Orthogonal matrices: Activity 28.4

Let \(\u_1 = \frac{1}{3} [2 \ 1 \ 2]^\textsf{T}, \u_2 = \frac{1}{3} [-2 \ 2 \ 1]^\textsf{T}, \u_3 = \frac{1}{3} [1 \ 2\ -2]^\textsf{T}\). It is not difficult to see that the set \(\set{\u_1, \u_2, \u_3}\) is an orthonormal basis for \(\R^3\). Let

\[ A = [\u_1 \ \u_2 \ \u_3] = \frac{1}{3} \left[\begin{matrix} 2 & -2 & 1\\ 1 & 2 & 2 \\ 2 & 1 & -2 \end{matrix}\right]. \]

  • Use the definition of matrix multiplication to find the entries of the second row of \(A^\textsf{T} A\).

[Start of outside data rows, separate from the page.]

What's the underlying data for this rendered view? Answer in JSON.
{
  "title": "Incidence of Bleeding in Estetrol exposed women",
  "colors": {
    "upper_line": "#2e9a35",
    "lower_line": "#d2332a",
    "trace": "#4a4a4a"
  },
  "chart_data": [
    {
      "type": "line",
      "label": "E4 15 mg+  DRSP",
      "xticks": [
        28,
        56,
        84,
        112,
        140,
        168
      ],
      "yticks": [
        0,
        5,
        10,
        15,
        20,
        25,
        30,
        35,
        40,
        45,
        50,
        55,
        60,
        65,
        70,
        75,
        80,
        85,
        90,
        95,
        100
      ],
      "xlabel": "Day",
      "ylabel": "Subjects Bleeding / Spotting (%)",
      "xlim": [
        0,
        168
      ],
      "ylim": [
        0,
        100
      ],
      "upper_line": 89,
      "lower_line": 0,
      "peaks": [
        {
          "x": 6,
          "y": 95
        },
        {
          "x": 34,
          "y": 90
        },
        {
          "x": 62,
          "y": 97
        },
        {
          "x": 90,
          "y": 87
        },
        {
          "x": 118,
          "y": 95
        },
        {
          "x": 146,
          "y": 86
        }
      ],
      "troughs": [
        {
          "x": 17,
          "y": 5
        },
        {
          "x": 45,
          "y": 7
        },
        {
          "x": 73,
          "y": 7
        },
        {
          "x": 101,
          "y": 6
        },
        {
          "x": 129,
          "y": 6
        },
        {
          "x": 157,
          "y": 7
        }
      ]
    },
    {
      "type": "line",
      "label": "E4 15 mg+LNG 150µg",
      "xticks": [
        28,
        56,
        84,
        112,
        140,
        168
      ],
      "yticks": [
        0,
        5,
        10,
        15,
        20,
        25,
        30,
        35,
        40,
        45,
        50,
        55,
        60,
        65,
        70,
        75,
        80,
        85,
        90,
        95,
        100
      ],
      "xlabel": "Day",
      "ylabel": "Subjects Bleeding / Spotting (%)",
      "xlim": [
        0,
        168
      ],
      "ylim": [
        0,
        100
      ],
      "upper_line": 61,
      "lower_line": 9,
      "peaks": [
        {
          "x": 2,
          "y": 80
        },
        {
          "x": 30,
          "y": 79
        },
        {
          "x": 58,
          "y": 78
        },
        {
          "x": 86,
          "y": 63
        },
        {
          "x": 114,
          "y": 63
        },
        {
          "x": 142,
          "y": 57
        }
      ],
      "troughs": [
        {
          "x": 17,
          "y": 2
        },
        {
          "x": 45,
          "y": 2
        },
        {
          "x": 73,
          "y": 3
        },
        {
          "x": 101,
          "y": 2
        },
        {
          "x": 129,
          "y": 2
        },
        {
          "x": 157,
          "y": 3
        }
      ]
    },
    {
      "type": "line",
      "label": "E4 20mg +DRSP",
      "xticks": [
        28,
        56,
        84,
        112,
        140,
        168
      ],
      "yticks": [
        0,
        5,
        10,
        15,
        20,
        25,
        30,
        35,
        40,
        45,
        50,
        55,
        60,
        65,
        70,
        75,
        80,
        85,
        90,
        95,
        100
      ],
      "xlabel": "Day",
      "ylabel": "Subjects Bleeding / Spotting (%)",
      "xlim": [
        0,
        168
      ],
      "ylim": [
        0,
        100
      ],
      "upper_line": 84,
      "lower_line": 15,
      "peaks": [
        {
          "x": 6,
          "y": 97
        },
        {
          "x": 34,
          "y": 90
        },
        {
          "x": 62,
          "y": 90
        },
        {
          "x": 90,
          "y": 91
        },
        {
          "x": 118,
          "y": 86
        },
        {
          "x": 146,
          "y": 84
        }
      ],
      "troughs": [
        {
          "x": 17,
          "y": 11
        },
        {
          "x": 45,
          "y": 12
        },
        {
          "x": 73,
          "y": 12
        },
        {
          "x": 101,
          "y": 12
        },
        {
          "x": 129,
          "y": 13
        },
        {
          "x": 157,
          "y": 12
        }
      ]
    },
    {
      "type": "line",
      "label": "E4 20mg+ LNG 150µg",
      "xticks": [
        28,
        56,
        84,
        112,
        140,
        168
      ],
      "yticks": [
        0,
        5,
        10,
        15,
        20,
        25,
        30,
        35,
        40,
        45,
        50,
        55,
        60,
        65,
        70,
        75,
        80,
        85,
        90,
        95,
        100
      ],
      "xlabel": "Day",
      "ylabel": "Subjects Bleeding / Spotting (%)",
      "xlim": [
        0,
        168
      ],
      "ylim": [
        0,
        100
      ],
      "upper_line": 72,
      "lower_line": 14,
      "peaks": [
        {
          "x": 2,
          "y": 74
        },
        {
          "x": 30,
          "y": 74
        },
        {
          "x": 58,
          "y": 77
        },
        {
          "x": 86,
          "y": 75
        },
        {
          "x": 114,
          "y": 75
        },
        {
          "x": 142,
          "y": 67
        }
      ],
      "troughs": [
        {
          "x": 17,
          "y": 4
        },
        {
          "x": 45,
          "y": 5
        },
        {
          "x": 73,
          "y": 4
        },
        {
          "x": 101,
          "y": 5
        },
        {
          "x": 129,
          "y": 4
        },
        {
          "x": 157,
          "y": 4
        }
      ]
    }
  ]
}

Why should you have expected the result?
  • With the result of the previous part in mind, what is the matrix product \(A^\textsf{T} A\)? What does this tell us about the relationship between \(A^\textsf{T}\) and \(A^{-1}\)? Use technology to calculate \(A^{-1}\) and confirm your answer.
  • Suppose \(P\) is an \(n\times n\) matrix whose columns form an orthonormal basis for \(\R^n\). Explain why \(P^T P = I_n\). Such matrices are called orthogonal1.